The British currency also had its largest five-day advance versus the dollar since 1989 even as the Office for National Statistics said factories raised prices at the slowest annual pace in a year and manufacturing extended its worst slump in almost three decades. U.K. policy makers cut the benchmark rate two days ago by 50 basis points to 1.5 percent, the smallest reduction of the past three.
“The correction in euro-pound has clearly been the main story of the week,” Steven Pearson, a foreign-exchange strategist in London at Merrill Lynch & Co., wrote in a research note. “While initially understandable in the context of an overshoot relative to metrics like short-term rate spreads, we would now caution against looking for too much in the way of further downward progress.”
The pound rose 1.3 percent to 88.87 pence per euro late yesterday in London, for a weekly gain of 7.7 percent. The U.K. currency strengthened 4.3 percent against the dollar in the five days to $1.5167, its largest advance since July 1989.
The week’s gains followed a record 23 percent plunge against the euro last year, which brought the pound close to parity with the European currency. Sterling weakened to an all-time low of 98.03 pence per euro on Dec. 30.
‘Further Traction’
“The pound will gain further traction against the euro and dollar as monetary and fiscal authorities seek to preserve international investor interest in sterling-denominated assets,” said Stephen Gallo, head of market analysis in London at Schneider Foreign Exchange, which counts FTSE-listed companies and wealthy individuals among its clients. “Sterling’s recent declines prompted the Bank of England to take a much more cautious approach to cutting rates this month.”
Bundesbank President Axel Weber said Jan. 8 in a speech in Cologne that the German economy, the euro region’s largest, may contract this year by more than the European Central Bank has forecast. The ECB will lower its main rate by 0.5 percentage point to 2 percent on Jan. 15, according to the median forecast of 58 economists surveyed by Bloomberg.

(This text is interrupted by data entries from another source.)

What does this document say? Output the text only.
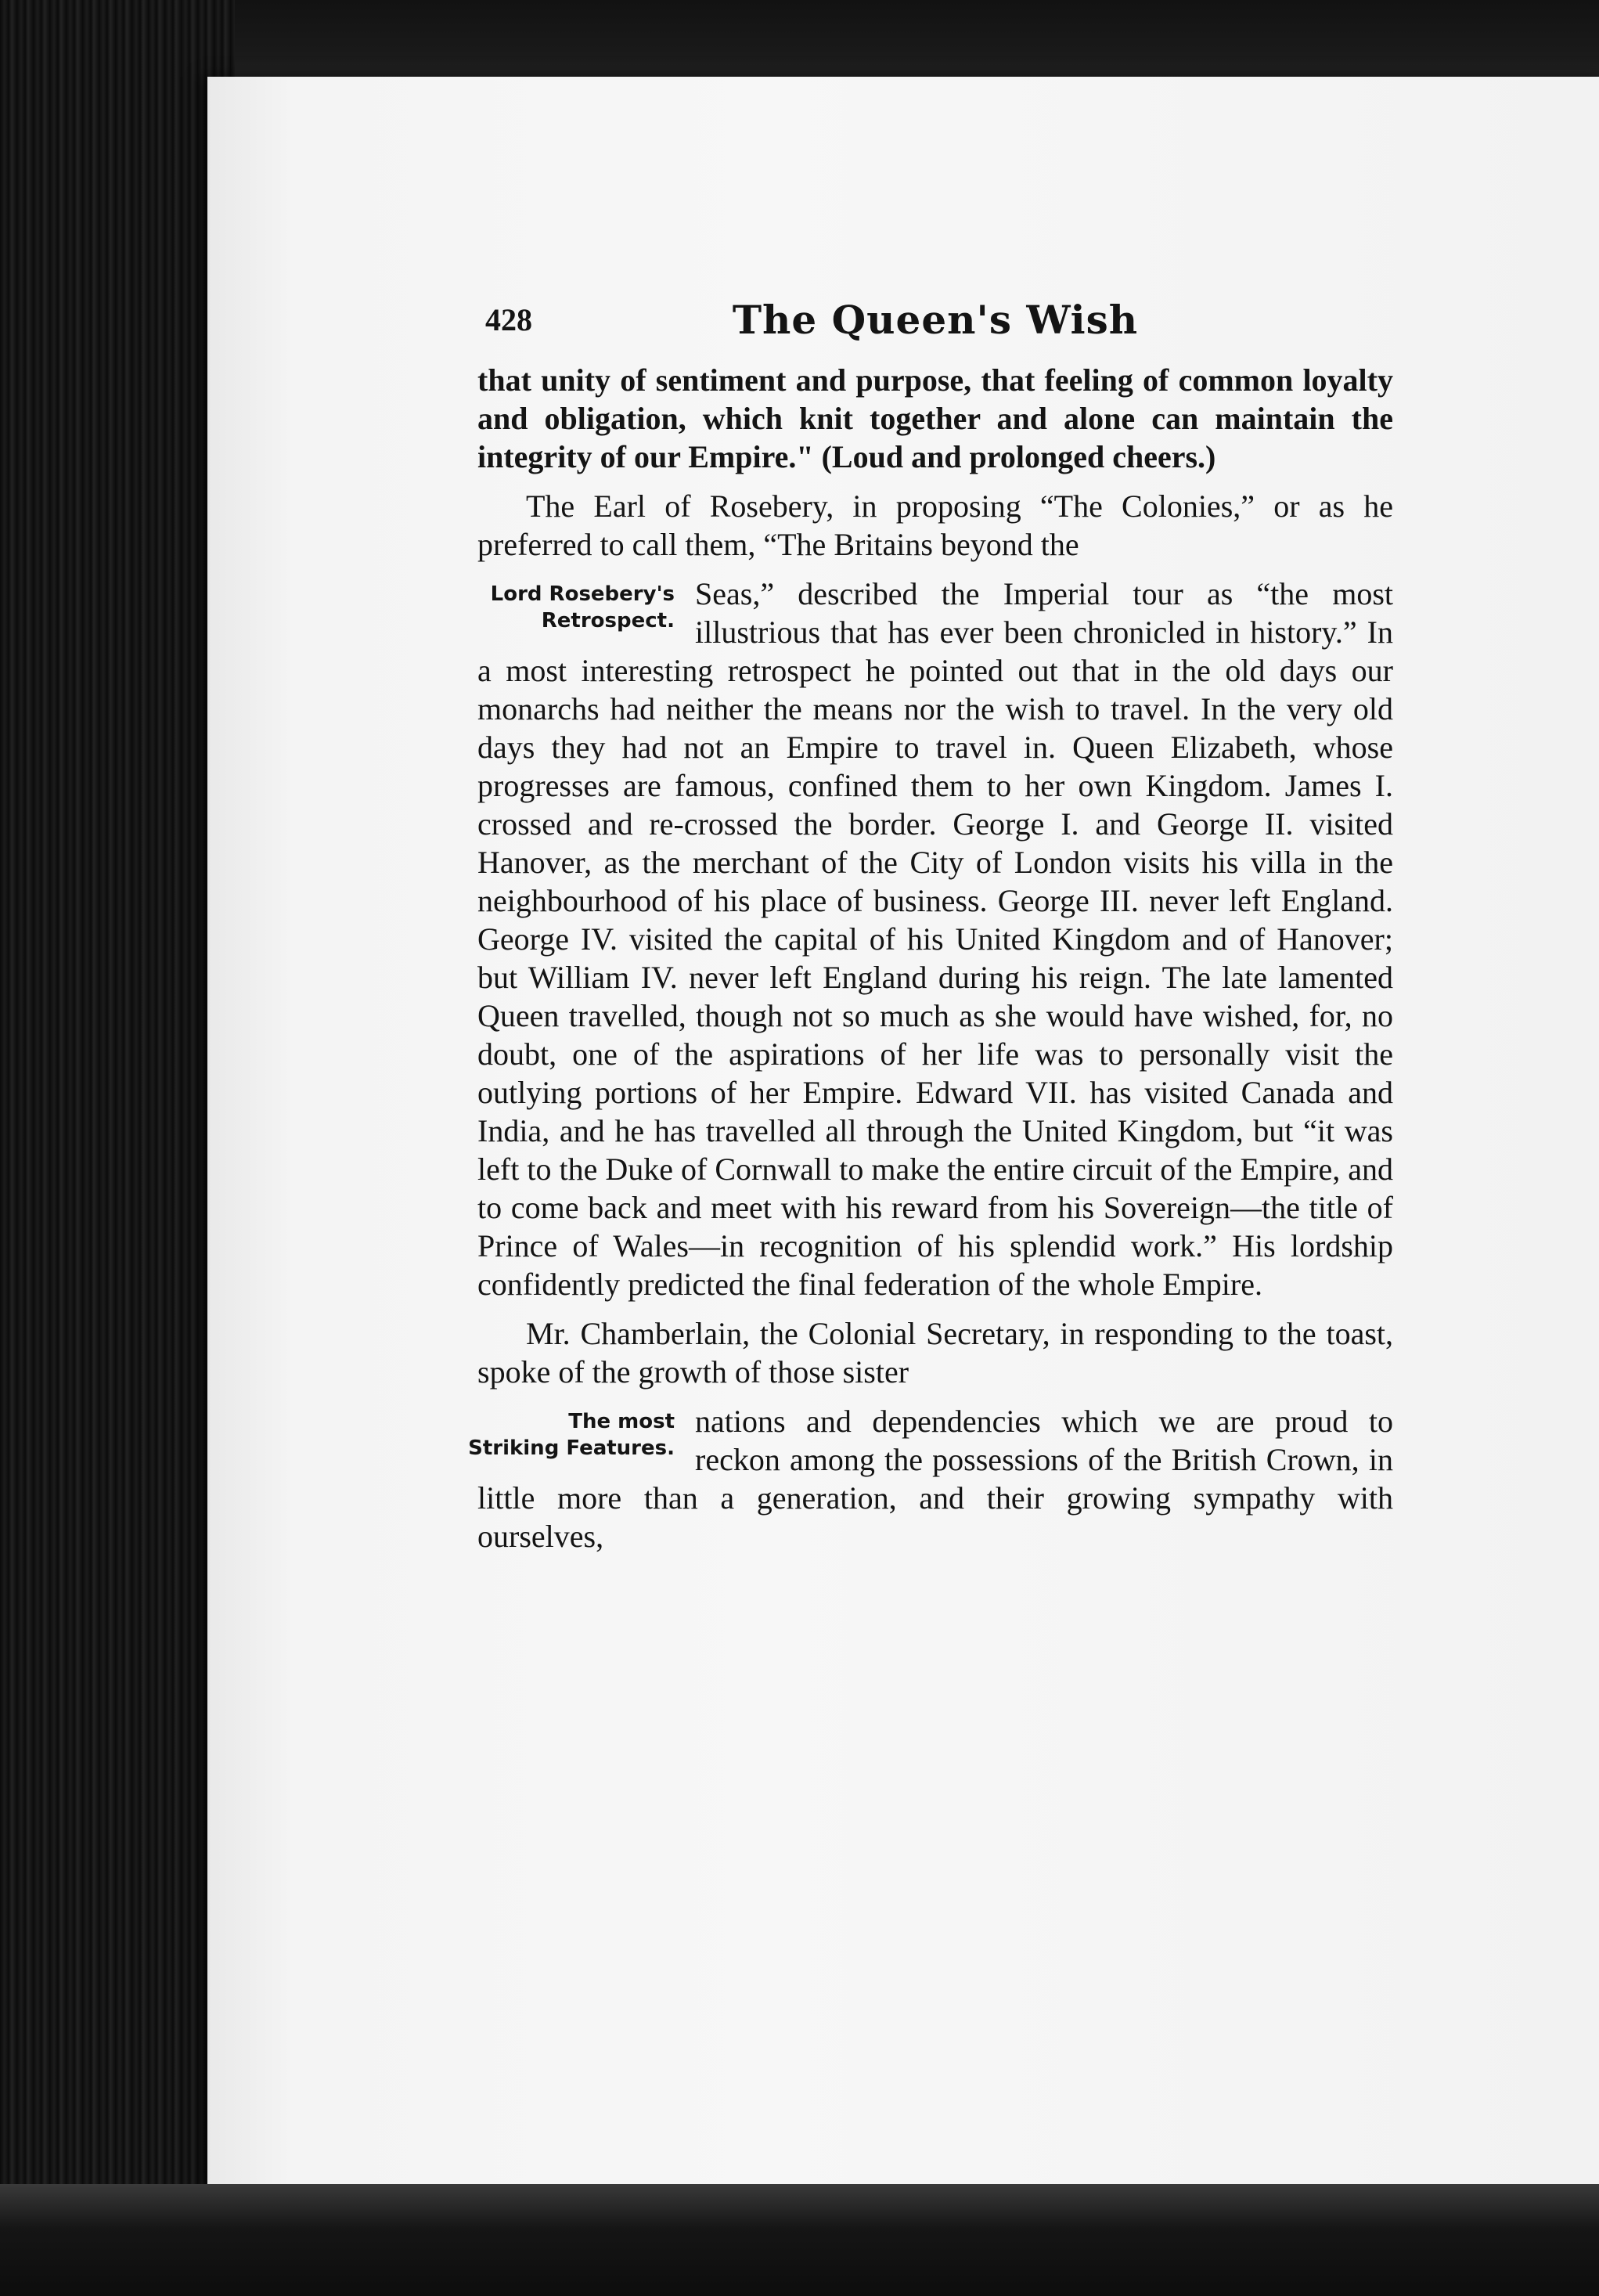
428	The Queen's Wish

that unity of sentiment and purpose, that feeling of common loyalty and obligation, which knit together and alone can maintain the integrity of our Empire." (Loud and prolonged cheers.)

The Earl of Rosebery, in proposing “The Colonies,” or as he preferred to call them, “The Britains beyond the

Lord Rosebery's
Retrospect.

Seas,” described the Imperial tour as “the most illustrious that has ever been chronicled in history.” In a most interesting retrospect he pointed out that in the old days our monarchs had neither the means nor the wish to travel. In the very old days they had not an Empire to travel in. Queen Elizabeth, whose progresses are famous, confined them to her own Kingdom. James I. crossed and re-crossed the border. George I. and George II. visited Hanover, as the merchant of the City of London visits his villa in the neighbourhood of his place of business. George III. never left England. George IV. visited the capital of his United Kingdom and of Hanover; but William IV. never left England during his reign. The late lamented Queen travelled, though not so much as she would have wished, for, no doubt, one of the aspirations of her life was to personally visit the outlying portions of her Empire. Edward VII. has visited Canada and India, and he has travelled all through the United Kingdom, but “it was left to the Duke of Cornwall to make the entire circuit of the Empire, and to come back and meet with his reward from his Sovereign—the title of Prince of Wales—in recognition of his splendid work.” His lordship confidently predicted the final federation of the whole Empire.

Mr. Chamberlain, the Colonial Secretary, in responding to the toast, spoke of the growth of those sister

The most
Striking Features.

nations and dependencies which we are proud to reckon among the possessions of the British Crown, in little more than a generation, and their growing sympathy with ourselves,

“The euro fundamentals are looking increasingly shaky,” Paul Robson, a currency strategist in London at Royal Bank of Scotland Group Plc, wrote in a research note that recommended selling the euro against the pound. “It’s clearer than ever the ECB has seriously misjudged the dire situation the region now finds itself in.”
Fibonacci Chart
The euro may fall to 88 British pence should the currency close below so-called support at 89.97 pence, based on trading patterns, said George Davis, chief technical analyst in Toronto at RBC Capital Markets.
The support level represents a 38.2 percent retracement of the euro’s rise to a record high of 98.03 pence on Dec. 30 from the Oct. 20 low of 76.94 pence, according to a series of numbers known as the Fibonacci sequence, he wrote in a research note yesterday. Support is where buy orders may be clustered.
U.K. government bonds rose, pushing the yield on the 10-year gilt down nine basis points to 3.14 percent. The 5 percent security due March 2018 advanced 0.71, or 7.1 pounds per 1,000- pound ($1,516) face amount, to 114.73. The yield on the note rose 10 basis points in the week. The two-year gilt yield declined 20 basis points in the five days to 1.58 percent.